Tuesday, April 07, 2009

First, Do No Harm

And the hits just keep on comin':
MIAMI (Reuters) - Health workers violated medical ethics when they helped interrogate terrorism suspects who were tortured at secret CIA prisons overseas, the International Committee of the Red Cross said.

The medical workers, thought to be doctors and psychologists, monitored prisoners while they were mistreated at CIA prisons and advised interrogators whether to continue, adjust or halt the abuse, the ICRC said in a report based on interviews with 14 prisoners in 2007.

One prisoner alleged that medical personnel monitored his blood oxygen levels while he was subjected to waterboarding, a simulated drowning designed to induce panic and widely considered to be torture, the ICRC said.

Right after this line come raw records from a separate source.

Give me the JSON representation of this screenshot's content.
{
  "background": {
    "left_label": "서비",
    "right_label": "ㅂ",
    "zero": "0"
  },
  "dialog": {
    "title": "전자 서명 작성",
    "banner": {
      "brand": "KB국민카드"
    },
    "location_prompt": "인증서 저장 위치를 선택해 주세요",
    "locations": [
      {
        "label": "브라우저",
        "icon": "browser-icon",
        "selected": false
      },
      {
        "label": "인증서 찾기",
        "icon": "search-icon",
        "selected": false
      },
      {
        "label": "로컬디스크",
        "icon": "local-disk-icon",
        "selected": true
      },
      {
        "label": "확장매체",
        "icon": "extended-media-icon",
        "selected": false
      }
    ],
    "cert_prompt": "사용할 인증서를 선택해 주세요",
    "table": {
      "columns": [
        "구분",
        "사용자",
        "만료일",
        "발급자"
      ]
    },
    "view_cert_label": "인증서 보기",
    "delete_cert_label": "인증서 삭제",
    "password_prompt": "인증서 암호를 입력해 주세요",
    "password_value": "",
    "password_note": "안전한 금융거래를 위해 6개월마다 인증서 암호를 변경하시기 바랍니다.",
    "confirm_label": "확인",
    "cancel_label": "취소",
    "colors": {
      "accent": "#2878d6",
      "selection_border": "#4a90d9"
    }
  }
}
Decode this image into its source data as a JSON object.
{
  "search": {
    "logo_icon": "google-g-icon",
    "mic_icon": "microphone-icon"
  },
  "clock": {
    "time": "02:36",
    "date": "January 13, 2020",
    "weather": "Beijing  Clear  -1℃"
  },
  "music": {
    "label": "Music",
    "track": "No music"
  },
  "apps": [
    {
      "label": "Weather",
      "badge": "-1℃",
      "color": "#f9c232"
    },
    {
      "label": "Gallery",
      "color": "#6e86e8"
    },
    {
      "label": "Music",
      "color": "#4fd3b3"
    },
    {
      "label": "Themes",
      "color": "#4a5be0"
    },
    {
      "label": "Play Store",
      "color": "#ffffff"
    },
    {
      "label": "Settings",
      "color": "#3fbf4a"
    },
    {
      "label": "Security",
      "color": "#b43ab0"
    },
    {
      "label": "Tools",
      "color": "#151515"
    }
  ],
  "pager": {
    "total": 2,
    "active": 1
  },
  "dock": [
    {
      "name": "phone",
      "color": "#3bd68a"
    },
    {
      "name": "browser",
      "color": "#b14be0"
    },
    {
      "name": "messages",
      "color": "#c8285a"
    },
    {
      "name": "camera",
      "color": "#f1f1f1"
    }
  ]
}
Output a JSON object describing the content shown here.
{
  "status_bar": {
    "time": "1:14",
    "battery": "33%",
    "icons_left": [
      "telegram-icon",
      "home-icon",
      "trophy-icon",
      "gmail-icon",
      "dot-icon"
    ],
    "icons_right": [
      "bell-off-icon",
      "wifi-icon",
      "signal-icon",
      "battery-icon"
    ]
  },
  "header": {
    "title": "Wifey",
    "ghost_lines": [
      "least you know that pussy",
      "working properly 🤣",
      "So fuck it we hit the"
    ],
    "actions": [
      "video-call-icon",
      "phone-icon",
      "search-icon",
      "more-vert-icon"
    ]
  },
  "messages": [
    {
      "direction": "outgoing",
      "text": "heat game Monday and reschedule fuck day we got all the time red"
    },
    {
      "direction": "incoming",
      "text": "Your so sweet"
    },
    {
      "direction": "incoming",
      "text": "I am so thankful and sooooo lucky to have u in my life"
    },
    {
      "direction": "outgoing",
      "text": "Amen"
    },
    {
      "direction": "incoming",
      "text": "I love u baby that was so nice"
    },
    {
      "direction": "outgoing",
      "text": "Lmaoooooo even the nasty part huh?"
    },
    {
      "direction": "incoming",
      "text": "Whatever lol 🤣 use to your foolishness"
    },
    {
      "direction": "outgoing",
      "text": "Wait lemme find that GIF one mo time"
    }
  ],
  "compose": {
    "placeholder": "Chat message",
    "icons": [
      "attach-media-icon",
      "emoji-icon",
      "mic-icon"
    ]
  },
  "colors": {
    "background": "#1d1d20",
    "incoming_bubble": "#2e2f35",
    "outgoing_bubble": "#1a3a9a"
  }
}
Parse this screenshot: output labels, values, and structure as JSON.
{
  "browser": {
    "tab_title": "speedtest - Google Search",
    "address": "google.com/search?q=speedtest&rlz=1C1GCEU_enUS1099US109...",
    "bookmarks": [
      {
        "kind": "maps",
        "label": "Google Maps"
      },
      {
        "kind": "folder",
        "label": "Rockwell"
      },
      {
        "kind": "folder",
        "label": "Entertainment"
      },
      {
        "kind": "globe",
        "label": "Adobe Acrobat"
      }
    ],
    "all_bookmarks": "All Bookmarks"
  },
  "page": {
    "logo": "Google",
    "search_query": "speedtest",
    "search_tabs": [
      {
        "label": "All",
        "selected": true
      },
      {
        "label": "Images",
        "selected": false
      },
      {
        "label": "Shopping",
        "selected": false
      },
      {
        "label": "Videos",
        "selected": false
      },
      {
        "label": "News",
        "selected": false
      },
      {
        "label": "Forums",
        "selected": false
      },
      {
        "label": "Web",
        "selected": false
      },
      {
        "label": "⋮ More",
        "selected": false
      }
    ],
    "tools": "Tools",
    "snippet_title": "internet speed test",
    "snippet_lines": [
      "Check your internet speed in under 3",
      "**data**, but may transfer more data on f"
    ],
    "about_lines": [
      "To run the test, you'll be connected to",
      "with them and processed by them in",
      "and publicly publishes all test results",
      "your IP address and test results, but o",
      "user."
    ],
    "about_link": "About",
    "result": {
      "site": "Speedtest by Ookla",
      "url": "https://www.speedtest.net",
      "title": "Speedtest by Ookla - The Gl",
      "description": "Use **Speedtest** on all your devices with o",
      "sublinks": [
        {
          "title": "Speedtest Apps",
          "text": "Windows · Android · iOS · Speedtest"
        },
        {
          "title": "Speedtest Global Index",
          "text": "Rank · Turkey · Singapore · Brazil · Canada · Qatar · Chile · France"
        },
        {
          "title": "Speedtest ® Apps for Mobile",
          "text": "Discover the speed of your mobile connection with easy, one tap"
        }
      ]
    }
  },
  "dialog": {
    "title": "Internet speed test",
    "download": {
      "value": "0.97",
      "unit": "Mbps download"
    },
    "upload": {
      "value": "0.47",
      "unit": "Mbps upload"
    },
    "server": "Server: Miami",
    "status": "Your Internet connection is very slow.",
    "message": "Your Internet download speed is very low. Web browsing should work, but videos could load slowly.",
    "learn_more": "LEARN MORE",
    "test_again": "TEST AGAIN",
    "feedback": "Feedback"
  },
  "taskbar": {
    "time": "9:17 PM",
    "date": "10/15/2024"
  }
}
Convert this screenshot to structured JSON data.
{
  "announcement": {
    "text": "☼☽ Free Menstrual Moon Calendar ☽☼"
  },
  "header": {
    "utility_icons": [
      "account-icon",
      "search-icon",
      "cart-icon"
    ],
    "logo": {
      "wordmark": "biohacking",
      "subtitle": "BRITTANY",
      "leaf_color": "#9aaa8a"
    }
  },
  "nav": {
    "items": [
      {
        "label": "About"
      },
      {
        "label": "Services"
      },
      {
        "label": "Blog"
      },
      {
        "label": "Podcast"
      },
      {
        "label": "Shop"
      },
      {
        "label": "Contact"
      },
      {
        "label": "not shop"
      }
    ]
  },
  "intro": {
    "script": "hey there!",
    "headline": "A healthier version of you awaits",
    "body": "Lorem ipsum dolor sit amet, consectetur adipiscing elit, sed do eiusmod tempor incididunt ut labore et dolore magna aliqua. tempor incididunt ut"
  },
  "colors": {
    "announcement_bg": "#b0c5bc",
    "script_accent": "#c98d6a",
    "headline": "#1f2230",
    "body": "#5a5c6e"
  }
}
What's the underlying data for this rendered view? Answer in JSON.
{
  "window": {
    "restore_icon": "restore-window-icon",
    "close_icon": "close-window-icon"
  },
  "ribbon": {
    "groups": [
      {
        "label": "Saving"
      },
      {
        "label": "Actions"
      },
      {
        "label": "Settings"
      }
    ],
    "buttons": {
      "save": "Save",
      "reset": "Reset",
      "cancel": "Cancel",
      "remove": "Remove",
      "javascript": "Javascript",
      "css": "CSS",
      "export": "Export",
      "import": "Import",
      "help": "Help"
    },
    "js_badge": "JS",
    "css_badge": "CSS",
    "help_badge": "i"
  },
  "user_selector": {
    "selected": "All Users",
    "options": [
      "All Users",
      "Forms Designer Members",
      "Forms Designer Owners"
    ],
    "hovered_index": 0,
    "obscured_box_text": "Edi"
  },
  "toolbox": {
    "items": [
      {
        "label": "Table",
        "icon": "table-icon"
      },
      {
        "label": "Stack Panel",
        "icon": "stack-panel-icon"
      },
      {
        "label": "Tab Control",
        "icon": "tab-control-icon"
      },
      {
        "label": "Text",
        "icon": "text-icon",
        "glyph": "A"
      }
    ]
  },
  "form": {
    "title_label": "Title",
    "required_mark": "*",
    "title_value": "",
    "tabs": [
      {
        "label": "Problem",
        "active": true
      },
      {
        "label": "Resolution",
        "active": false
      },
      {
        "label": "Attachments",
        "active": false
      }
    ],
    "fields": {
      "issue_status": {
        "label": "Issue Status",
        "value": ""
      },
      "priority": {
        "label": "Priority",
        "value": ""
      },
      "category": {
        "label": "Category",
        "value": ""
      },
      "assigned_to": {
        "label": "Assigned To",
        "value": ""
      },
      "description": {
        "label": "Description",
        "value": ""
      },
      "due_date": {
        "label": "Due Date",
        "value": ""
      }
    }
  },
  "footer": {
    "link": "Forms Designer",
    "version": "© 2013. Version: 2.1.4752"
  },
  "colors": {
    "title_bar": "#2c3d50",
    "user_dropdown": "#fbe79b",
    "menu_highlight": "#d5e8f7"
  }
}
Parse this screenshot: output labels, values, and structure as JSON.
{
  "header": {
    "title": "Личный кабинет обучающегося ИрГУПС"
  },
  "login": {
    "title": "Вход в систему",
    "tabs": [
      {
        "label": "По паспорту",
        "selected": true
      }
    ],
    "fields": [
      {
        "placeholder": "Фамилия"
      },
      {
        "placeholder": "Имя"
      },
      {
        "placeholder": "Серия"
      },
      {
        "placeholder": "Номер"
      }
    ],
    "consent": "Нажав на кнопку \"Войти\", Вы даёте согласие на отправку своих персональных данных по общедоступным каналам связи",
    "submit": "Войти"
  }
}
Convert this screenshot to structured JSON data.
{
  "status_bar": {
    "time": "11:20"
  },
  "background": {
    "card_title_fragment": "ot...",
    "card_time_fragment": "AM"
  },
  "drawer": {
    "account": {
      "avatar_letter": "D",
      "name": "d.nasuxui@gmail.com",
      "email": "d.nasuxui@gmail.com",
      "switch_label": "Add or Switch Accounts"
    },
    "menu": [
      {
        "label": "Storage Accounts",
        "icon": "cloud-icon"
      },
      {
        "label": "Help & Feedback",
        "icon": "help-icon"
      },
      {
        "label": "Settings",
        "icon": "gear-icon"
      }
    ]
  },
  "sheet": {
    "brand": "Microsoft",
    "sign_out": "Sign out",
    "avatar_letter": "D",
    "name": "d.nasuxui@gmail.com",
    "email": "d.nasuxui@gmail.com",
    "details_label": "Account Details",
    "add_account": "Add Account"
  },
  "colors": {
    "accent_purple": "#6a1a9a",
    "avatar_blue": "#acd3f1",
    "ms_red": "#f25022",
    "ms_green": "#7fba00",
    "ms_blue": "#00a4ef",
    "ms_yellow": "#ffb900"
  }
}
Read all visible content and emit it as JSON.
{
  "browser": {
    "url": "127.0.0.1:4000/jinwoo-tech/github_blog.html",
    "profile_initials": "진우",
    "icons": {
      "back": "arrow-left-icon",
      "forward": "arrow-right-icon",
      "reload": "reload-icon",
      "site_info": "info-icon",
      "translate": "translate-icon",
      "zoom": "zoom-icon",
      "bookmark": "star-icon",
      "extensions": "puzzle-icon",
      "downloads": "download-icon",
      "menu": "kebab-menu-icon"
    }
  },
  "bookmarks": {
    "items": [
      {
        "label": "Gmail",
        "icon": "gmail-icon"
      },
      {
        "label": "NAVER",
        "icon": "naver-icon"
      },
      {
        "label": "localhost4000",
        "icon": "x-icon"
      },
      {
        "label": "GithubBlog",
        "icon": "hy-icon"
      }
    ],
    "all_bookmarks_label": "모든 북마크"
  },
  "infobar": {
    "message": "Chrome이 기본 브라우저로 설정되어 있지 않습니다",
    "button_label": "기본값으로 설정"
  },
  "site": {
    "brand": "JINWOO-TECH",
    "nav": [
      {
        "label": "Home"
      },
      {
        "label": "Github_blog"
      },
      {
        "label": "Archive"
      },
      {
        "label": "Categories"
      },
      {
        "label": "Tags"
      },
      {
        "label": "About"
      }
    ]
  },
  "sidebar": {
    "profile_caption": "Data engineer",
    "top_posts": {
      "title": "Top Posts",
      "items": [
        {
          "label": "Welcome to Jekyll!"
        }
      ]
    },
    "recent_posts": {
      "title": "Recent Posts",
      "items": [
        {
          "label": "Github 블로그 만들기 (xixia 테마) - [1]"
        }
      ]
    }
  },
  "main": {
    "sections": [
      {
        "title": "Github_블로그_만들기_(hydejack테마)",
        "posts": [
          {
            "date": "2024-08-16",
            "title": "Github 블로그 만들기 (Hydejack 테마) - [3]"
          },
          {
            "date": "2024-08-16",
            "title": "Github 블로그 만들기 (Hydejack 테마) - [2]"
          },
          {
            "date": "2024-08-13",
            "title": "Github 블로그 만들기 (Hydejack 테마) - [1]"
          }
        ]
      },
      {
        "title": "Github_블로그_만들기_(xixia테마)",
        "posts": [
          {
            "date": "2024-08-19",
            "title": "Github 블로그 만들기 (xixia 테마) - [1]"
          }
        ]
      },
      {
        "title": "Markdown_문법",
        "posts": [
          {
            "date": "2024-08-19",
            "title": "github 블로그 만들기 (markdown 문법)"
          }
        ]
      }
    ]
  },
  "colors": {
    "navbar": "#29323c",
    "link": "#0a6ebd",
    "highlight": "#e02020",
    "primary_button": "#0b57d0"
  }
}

Other prisoners said that as they stood shackled with their arms chained above their heads, a doctor regularly measured the swelling in their legs and signaled when they should be allowed to sit down.

The ICRC interviewed 14 men who had been held in secret CIA prisons overseas before being sent to the U.S. naval base at Guantanamo Bay, Cuba, in 2006.


...

He first published excerpts last month, including a portion in which the ICRC concluded the al Qaeda captives' treatment in the CIA prisons "constituted torture" and violated international law.

The report alleges collars were placed around some prisoners' necks and used to slam their heads against the walls, and that they were forced to stand with their arms shackled above them for two or three days and left to urinate or defecate on themselves.

The prisoners told the ICRC they were beaten and kicked, left naked for long periods, subjected to sleep deprivation, loud music, cold temperatures, rape threats and forced shaving. Some said they were denied solid food unless they cooperated with interrogators and one said he was confined in a crouching position in a box too short to stand in.
There was a time when doctors' involvement in gooberment torture would have seemed shocking. But, you know, we got used to the idea that doctors should hire out to kill inconvenient babies, and we'll get used to this, too, without much trouble; I'm sure that many of my countrymen are already on board. Makes me wonder what will be ceasing to shock us twenty years from now. Involuntary euthanasia? Post-natal abortion? ("Plan C," will we call that last thing?) Ah, the limitless future beckons.